À La Réunion comme partout en France, les préjudices corporels occasionnés par des accidents sont nombreux. En 2022, 915 personnes ont par exemple été blessées dans des accidents de la route dans l'île. Ces dommages corporels sont pour souvent éligibles à des dédommagements. Mais encore faut-il le savoir, et savoir comment être dédommagé correctement. Pour accompagner les victimes, Maître Colin Lebonnois, avocat spécialisé dans l'indemnisation des victimes d'accidents entraînant des dommages corporels, se rend régulièrement à La Réunion. Il regrette qu'aussi peu de victimes ne soient accompagnées dans leurs démarches. (Photo photo Sly/www.imazpress.com)

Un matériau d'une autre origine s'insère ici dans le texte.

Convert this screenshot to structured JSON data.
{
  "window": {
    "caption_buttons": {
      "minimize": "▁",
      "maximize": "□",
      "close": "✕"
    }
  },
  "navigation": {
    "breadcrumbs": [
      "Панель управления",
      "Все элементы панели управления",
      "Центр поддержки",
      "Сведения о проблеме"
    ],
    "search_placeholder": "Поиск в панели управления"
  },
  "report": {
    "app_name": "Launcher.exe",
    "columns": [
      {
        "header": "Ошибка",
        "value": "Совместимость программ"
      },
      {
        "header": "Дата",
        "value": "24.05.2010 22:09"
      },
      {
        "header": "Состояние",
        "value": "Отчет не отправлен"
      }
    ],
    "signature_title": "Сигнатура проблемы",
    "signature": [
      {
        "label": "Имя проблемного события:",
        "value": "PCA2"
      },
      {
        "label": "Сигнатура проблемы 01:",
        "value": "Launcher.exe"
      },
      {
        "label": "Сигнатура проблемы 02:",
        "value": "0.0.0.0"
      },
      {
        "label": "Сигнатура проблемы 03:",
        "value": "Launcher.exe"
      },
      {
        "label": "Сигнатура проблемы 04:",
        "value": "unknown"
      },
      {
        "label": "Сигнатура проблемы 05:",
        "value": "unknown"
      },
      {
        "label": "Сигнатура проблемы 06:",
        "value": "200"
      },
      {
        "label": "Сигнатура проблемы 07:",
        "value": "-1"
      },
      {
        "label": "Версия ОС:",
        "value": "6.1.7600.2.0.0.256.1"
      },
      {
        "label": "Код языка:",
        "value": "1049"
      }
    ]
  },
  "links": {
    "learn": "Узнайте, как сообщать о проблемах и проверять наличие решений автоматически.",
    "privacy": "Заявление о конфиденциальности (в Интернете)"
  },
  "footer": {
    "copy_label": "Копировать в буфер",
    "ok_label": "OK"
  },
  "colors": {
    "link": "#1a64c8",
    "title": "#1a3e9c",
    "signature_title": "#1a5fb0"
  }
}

"Quelles que soient les circonstances de l'accident, 85% des victimes ne sont pas accompagnées par un avocat spécialisé" regrette Maître Colin Lebonnois. Un manque d'accompagnement qui, selon lui, débouche sur des indemnisations "bien au-deçà de ce que les victimes devraient percevoir".

"Le problème, c'est que les victimes consultent un médecin-expert désigné par leur compagnie d'assurance, à qui elles vont faire confiance pour évaluer leur indemnisation. Mais ces derniers sont généralement priés de minimiser les indemnisations" explique-t-il.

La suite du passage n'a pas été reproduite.